The company argues Healey is abusing the power of government to “silence a speaker she disfavors.”

“The statements by the attorneys general at the press conference, their meetings with climate activists and a plaintiffs’ attorney, and the remarkably broad scope of the CID unmask the investigation launched by the Massachusetts Attorney General for what it is: a pretextual use of law enforcement power to deter ExxonMobil from participating in ongoing public deliberations about climate change and to fish through decades of ExxonMobil’s documents in the hope of finding some ammunition to enhance the Massachusetts Attorney General’s position in the policy debate concerning how to respond to climate change,” the lawsuit alleges.

The company seeks a declaration that the CID violates its rights under the U.S. Constitution, Texas Constitution and constitutes an abuse of process under the common law.

ExxonMobil also seeks an injunction barring enforcement of the CID.

Absent an injunction, the company contends it will suffer “imminent and irreparable harm.”
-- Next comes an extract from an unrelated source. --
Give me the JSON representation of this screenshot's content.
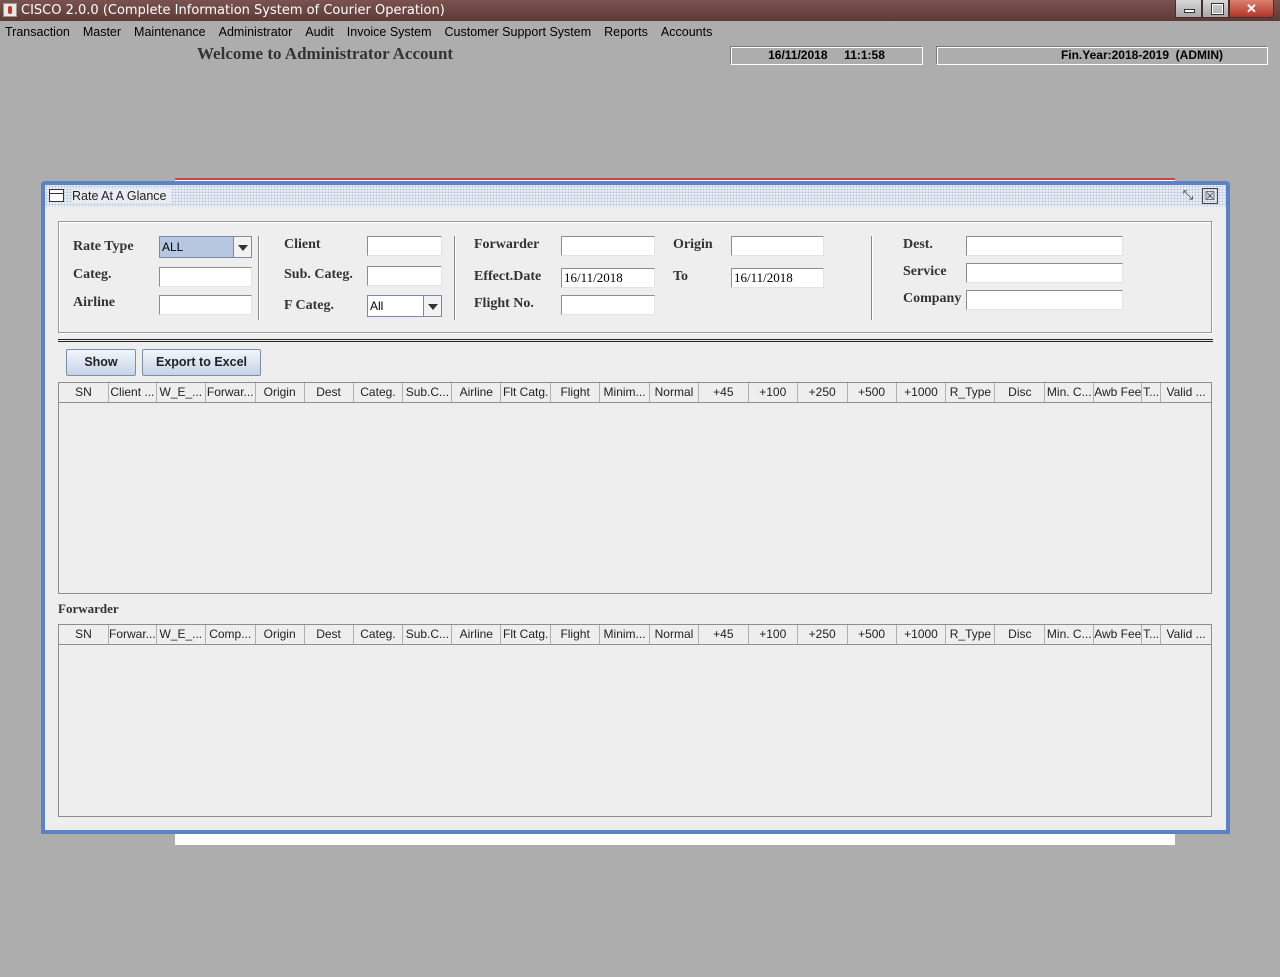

ExxonMobil contends the Northern District of Texas is the proper venue because all or “a substantial part” of the events giving rise to the claims occurred in the district. Specifically, the CID requires ExxonMobil to collect and review a substantial number of records stored or maintained in the district.

Suzanne McCarron, vice president of public and government affairs for ExxonMobil, has said the allegations leveled against the company are based on “discredited reporting” funded by activist organizations.

“The allegations are based on the false premise that ExxonMobil reached definitive conclusions about anthropogenic climate change before the world’s experts and before the science itself had matured, and then withheld it from the broader scientific community,” she said in March. “Such a claim is preposterous. It assumes that the expertise of a handful of Exxon scientists somehow exceeded the accumulated knowledge of the global scientific community at the time, and that the Exxon scientists somehow were able to reach definitive conclusions before the science had developed.

“It ignores the fact that Exxon’s scientists were fully engaged in the public discussion, openly sharing their findings in peer-reviewed publications and public archives, and actively contributing to the work of the UN’s Intergovernmental Panel on Climate Change.”